Canada has severed feet popping up everywhere, this time it was mailed. Great job on suppying the show with material Canada, keep up the good work. There is a new call screener and so far today he has done a fine job, there was a drastic decrease in shitty phone calls today. He currently is being called The Navarro, but I expect that to change shortly because there can only be one Navarro, and only one. The main test today was when the guys played Dude Am I A Slut, and I must say that the FNG did just fine. The first call was a Tranny, but then it happened. The DAIAS call that all other calls will be measured upon, Jennifer. Jennifer apparently was on a 7 day cruise and fucked 6 guys not counting her boyfriend who was with her, and 2 of which were a threesome with her girlfriend. Congratulations Jennifer you slut of all sluts.

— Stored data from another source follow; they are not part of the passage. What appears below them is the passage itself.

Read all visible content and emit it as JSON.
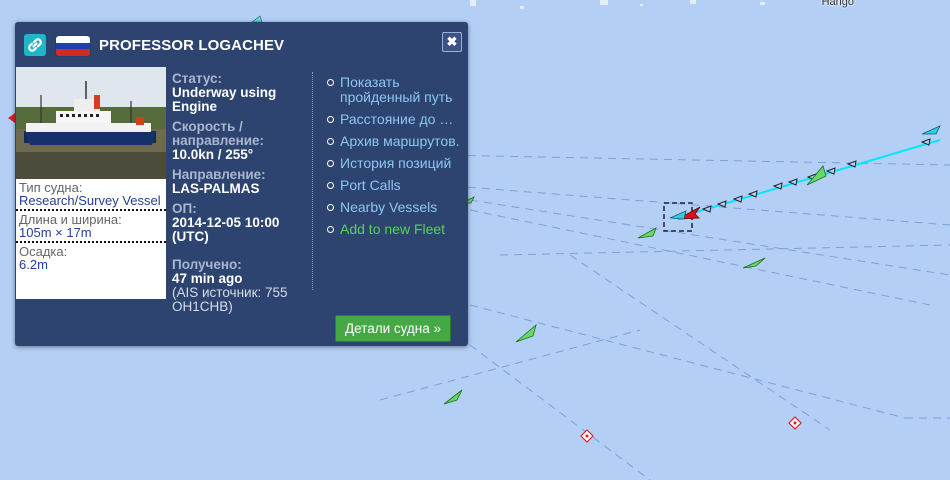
{
  "map": {
    "place_label": "Hango"
  },
  "popup": {
    "ship_name": "PROFESSOR LOGACHEV",
    "flag_colors": [
      "#ffffff",
      "#1f3fb0",
      "#d52b1e"
    ],
    "close_label": "✖",
    "vessel_specs": [
      {
        "label": "Тип судна:",
        "value": "Research/Survey Vessel"
      },
      {
        "label": "Длина и ширина:",
        "value": "105m × 17m"
      },
      {
        "label": "Осадка:",
        "value": "6.2m"
      }
    ],
    "status": {
      "label": "Статус:",
      "value": "Underway using Engine"
    },
    "speed": {
      "label": "Скорость / направление:",
      "value": "10.0kn / 255°"
    },
    "destination": {
      "label": "Направление:",
      "value": "LAS-PALMAS"
    },
    "eta": {
      "label": "ОП:",
      "value": "2014-12-05 10:00 (UTC)"
    },
    "received": {
      "label": "Получено:",
      "value": "47 min ago",
      "source": "(AIS источник: 755 OH1CHB)"
    },
    "links": [
      "Показать пройденный путь",
      "Расстояние до …",
      "Архив маршрутов.",
      "История позиций",
      "Port Calls",
      "Nearby Vessels",
      "Add to new Fleet"
    ],
    "details_button": "Детали судна »"
  },
  "colors": {
    "popup_bg": "#2d4370",
    "link": "#8ec7f2",
    "fleet_link": "#57d25a",
    "button": "#46a845",
    "map_sea": "#b4cff5",
    "track": "#00e5ff"
  }
}
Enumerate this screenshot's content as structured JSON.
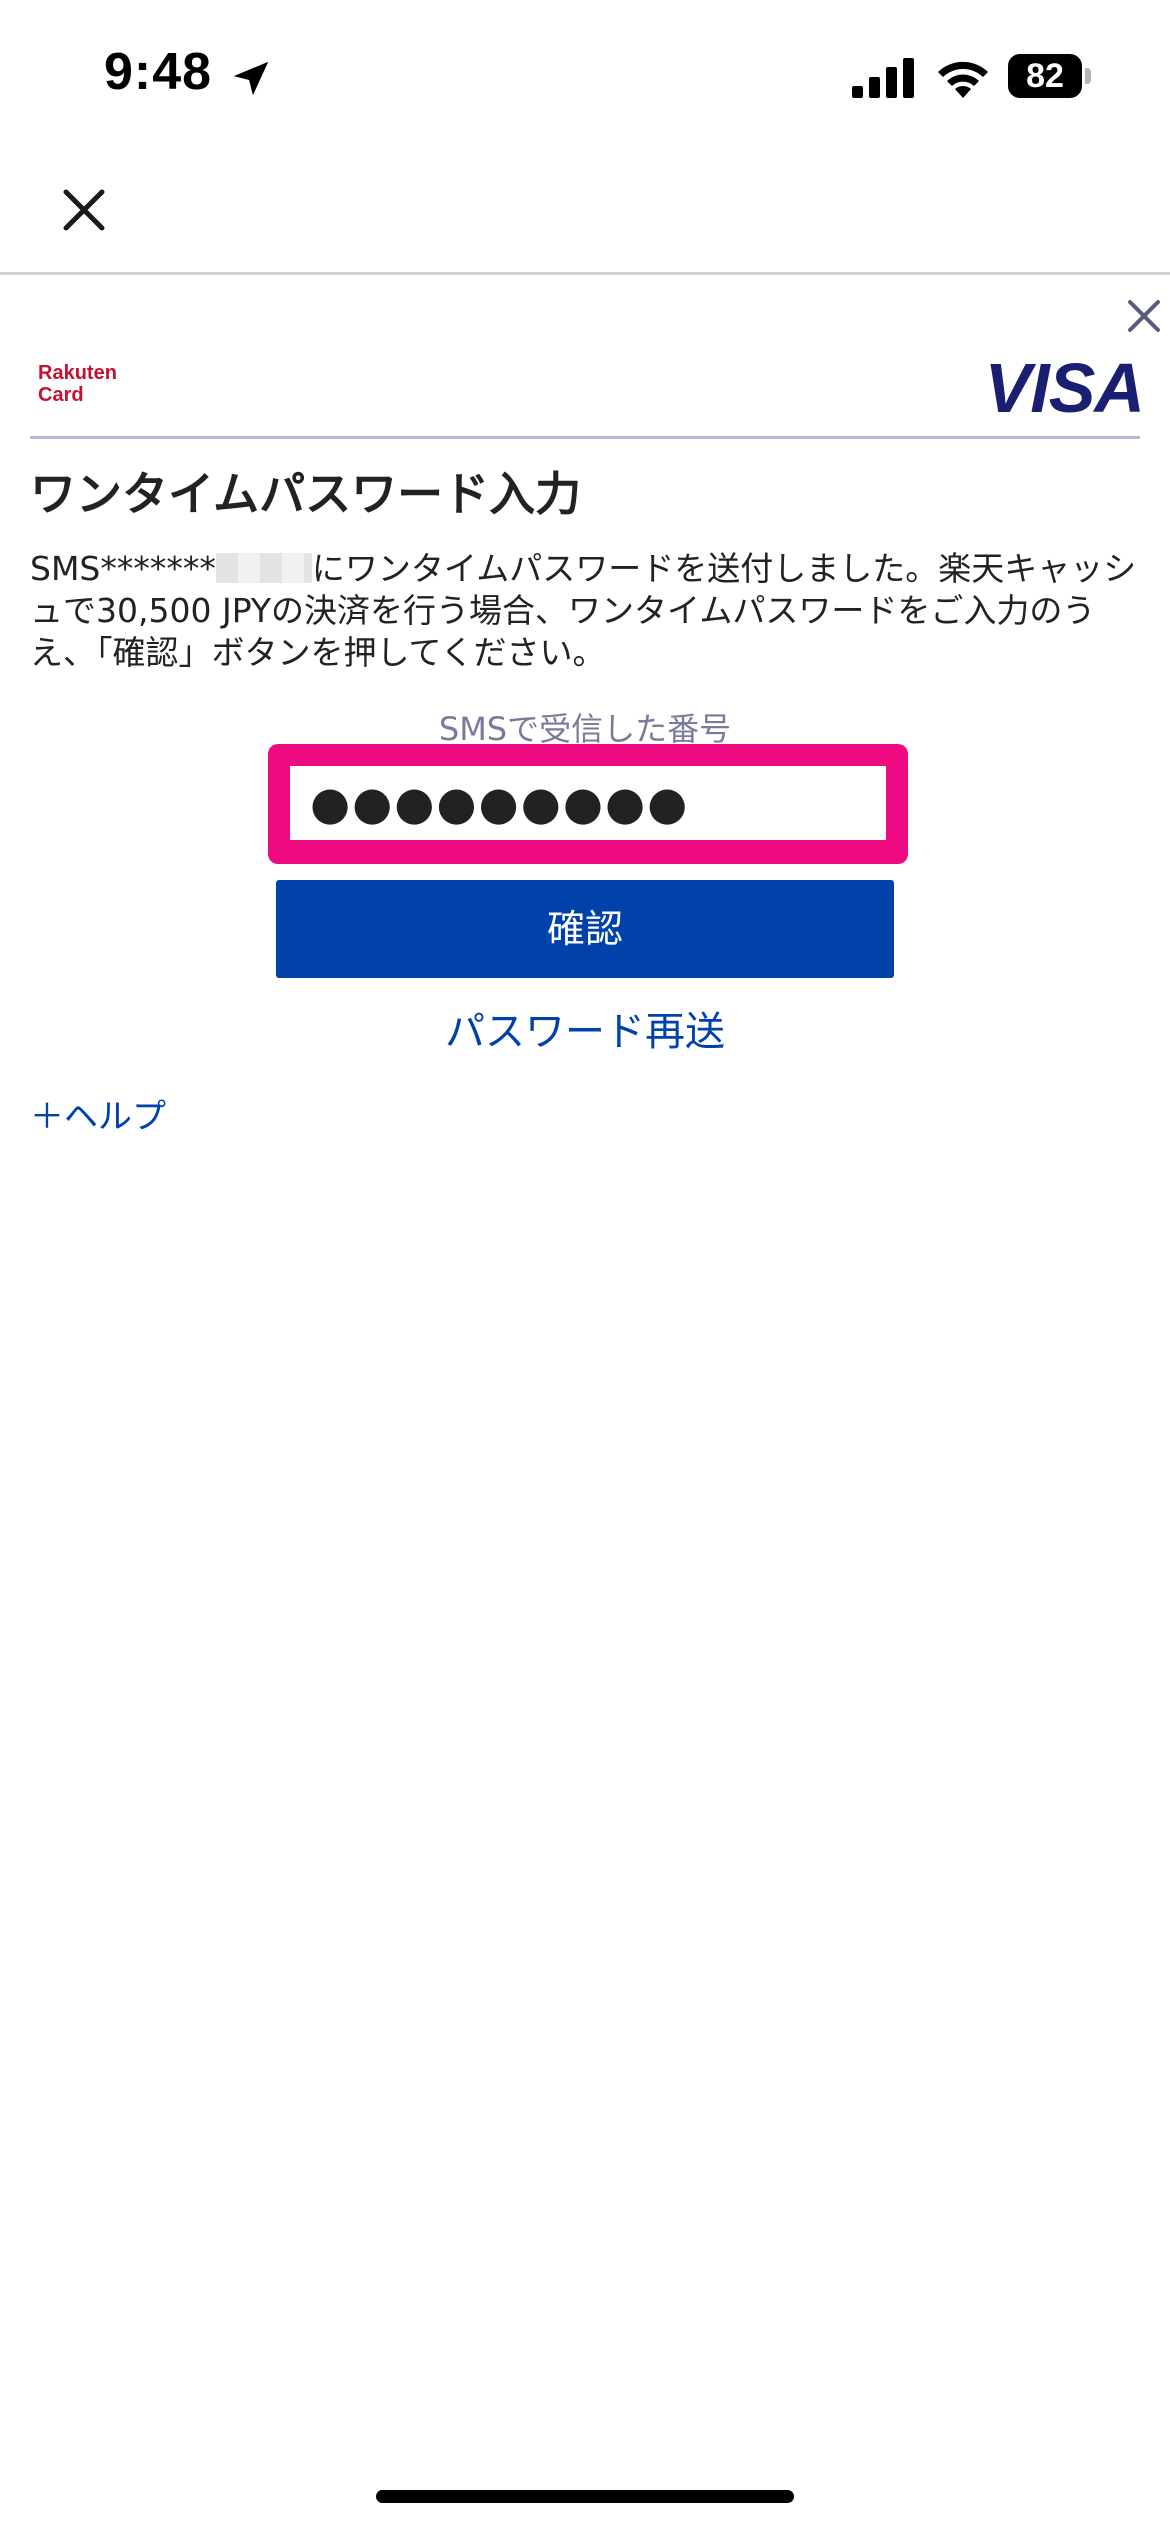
{
  "status_bar": {
    "time": "9:48",
    "battery_level": "82",
    "icons": [
      "location-arrow-icon",
      "cellular-signal-icon",
      "wifi-icon",
      "battery-icon"
    ]
  },
  "nav": {
    "close_icon": "close-icon"
  },
  "auth_frame": {
    "close_icon": "close-icon",
    "issuer_logo_text": "Rakuten Card",
    "network_logo_text": "VISA",
    "title": "ワンタイムパスワード入力",
    "description_prefix": "SMS*******",
    "description_suffix": "にワンタイムパスワードを送付しました。楽天キャッシュで30,500 JPYの決済を行う場合、ワンタイムパスワードをご入力のうえ、「確認」ボタンを押してください。",
    "field_label": "SMSで受信した番号",
    "otp_value": "●●●●●●●●●",
    "confirm_label": "確認",
    "resend_label": "パスワード再送",
    "help_label": "＋ヘルプ"
  },
  "colors": {
    "primary": "#0041aa",
    "highlight": "#ee0a80",
    "rakuten_red": "#c4122f",
    "visa_blue": "#1a1f71"
  }
}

Jessie Johnson was in the studio today to promote his new energy drink, Speed. He talked about racing, and he announced that there is an announcement. An 81 year old woman almost died skydiving, and a naked man in Florida got shot by police because he was eating another mans face. Tumble Bum doesn’t like potatoe slad be cause it, “is still a salad” which made everybody stop what they were doing as say, what the fuck? And finally Uncle Mayhem came in today and said that he was relieved that he is no longer in the UFC. It feels like a weight has been lifted off of him. He will continue to train his other team mates and I have a good feeling that Mayhem will still be around the UFC one way or another.  Did you know that you had a brother? No? It turns out that your moms pussy was so hairy when he was born, that he died of rugburns, OH!

Katie Gilbert, movie star? – 5/24/12

A caller phoned in to “out” Katie as a movie star. It’s true, she had a small role in “The Boys and Girls Guide to Getting Down”. It’s on Netflix streaming if anyone is inclined to watch, but I’ve provided screen caps of the majority of her on-screen time.